ADR. Arbitraż i Mediacja

nr 4/2021

Mediacja rodzinna w Polsce w latach 2006–2020 w statystykach Resortu Sprawiedliwości

Małgorzata Wojciechowicz
LL.M., MBA, doktorantka na Wydziale Prawa Akademii Leona Koźmińskiego, ORCID:0000-0002-2825-1261
Abstrakt

Uwagi wprowadzające

Poniższy artykuł został poświęcony mediacji rodzinnej w Polsce. Analizie poddano badania z lat 2006–2020, a więc cały okres funkcjonowania mediacji w postępowaniu cywilnym. Decyzja o wyłączeniu z niniejszego opracowania spraw o rozwód i o separacje została podyktowana faktem, iż w zestawieniach Resortu Sprawiedliwości sprawy o rozwód i separację ewidencjonowane są łącznie z pozostałymi sprawami cywilnymi, czyniąc je niemożliwymi do wyodrębnienia.

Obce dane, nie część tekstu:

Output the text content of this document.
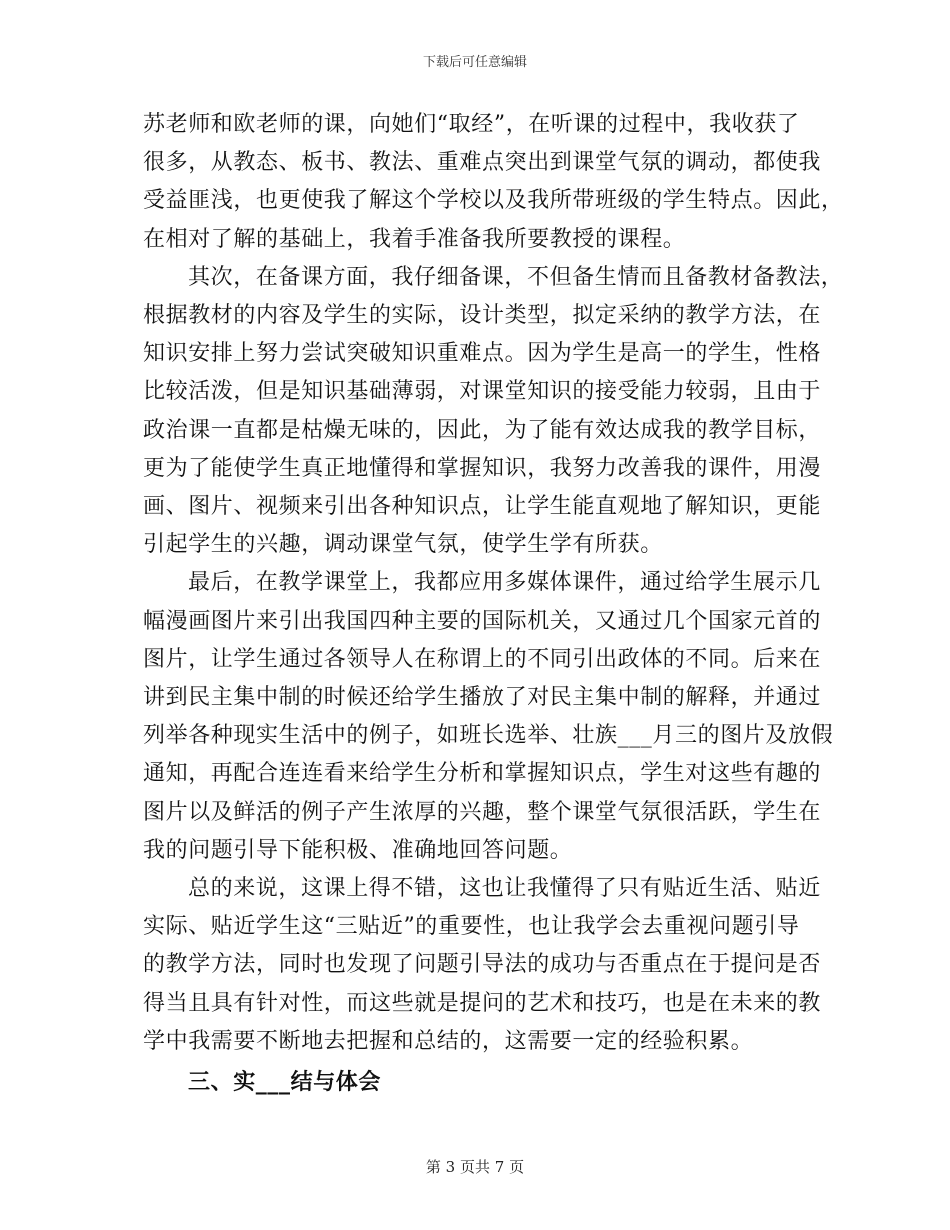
下载后可任意编辑

苏老师和欧老师的课，向她们“取经”，在听课的过程中，我收获了
很多，从教态、板书、教法、重难点突出到课堂气氛的调动，都使我
受益匪浅，也更使我了解这个学校以及我所带班级的学生特点。因此，
在相对了解的基础上，我着手准备我所要教授的课程。

其次，在备课方面，我仔细备课，不但备生情而且备教材备教法，
根据教材的内容及学生的实际，设计类型，拟定采纳的教学方法，在
知识安排上努力尝试突破知识重难点。因为学生是高一的学生，性格
比较活泼，但是知识基础薄弱，对课堂知识的接受能力较弱，且由于
政治课一直都是枯燥无味的，因此，为了能有效达成我的教学目标，
更为了能使学生真正地懂得和掌握知识，我努力改善我的课件，用漫
画、图片、视频来引出各种知识点，让学生能直观地了解知识，更能
引起学生的兴趣，调动课堂气氛，使学生学有所获。

最后，在教学课堂上，我都应用多媒体课件，通过给学生展示几
幅漫画图片来引出我国四种主要的国际机关，又通过几个国家元首的
图片，让学生通过各领导人在称谓上的不同引出政体的不同。后来在
讲到民主集中制的时候还给学生播放了对民主集中制的解释，并通过
列举各种现实生活中的例子，如班长选举、壮族___月三的图片及放假
通知，再配合连连看来给学生分析和掌握知识点，学生对这些有趣的
图片以及鲜活的例子产生浓厚的兴趣，整个课堂气氛很活跃，学生在
我的问题引导下能积极、准确地回答问题。

总的来说，这课上得不错，这也让我懂得了只有贴近生活、贴近
实际、贴近学生这“三贴近”的重要性，也让我学会去重视问题引导
的教学方法，同时也发现了问题引导法的成功与否重点在于提问是否
得当且具有针对性，而这些就是提问的艺术和技巧，也是在未来的教
学中我需要不断地去把握和总结的，这需要一定的经验积累。

三、实___结与体会
第 3 页共 7 页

Celem niniejszego artykułu jest zbadanie jakie jest tempo rozwoju mediacji rodzinnych w Polsce od początku jej funkcjonowania, a także w jakich sprawach strony najczęściej zawierają ugodę. W niniejszym artykule analizie poddano następujące zmienne:
1) liczba przeprowadzonych mediacji rodzinnych w latach 2006–2020; 2) liczba zawartych ugód w sprawach o ustalenie kontaktów, miejsca pobytu małoletniego, o alimenty, a także sprawy z zakresu władzy rodzicielskiej oraz postępowania w trybie Konwencji Haskiej z 1980 r. w sprawie o rodzicielskie uprowadzenie dziecka; 3) stosunek zawartych ugód do liczby przeprowadzonych mediacji rodzinnych (skuteczność mediacji).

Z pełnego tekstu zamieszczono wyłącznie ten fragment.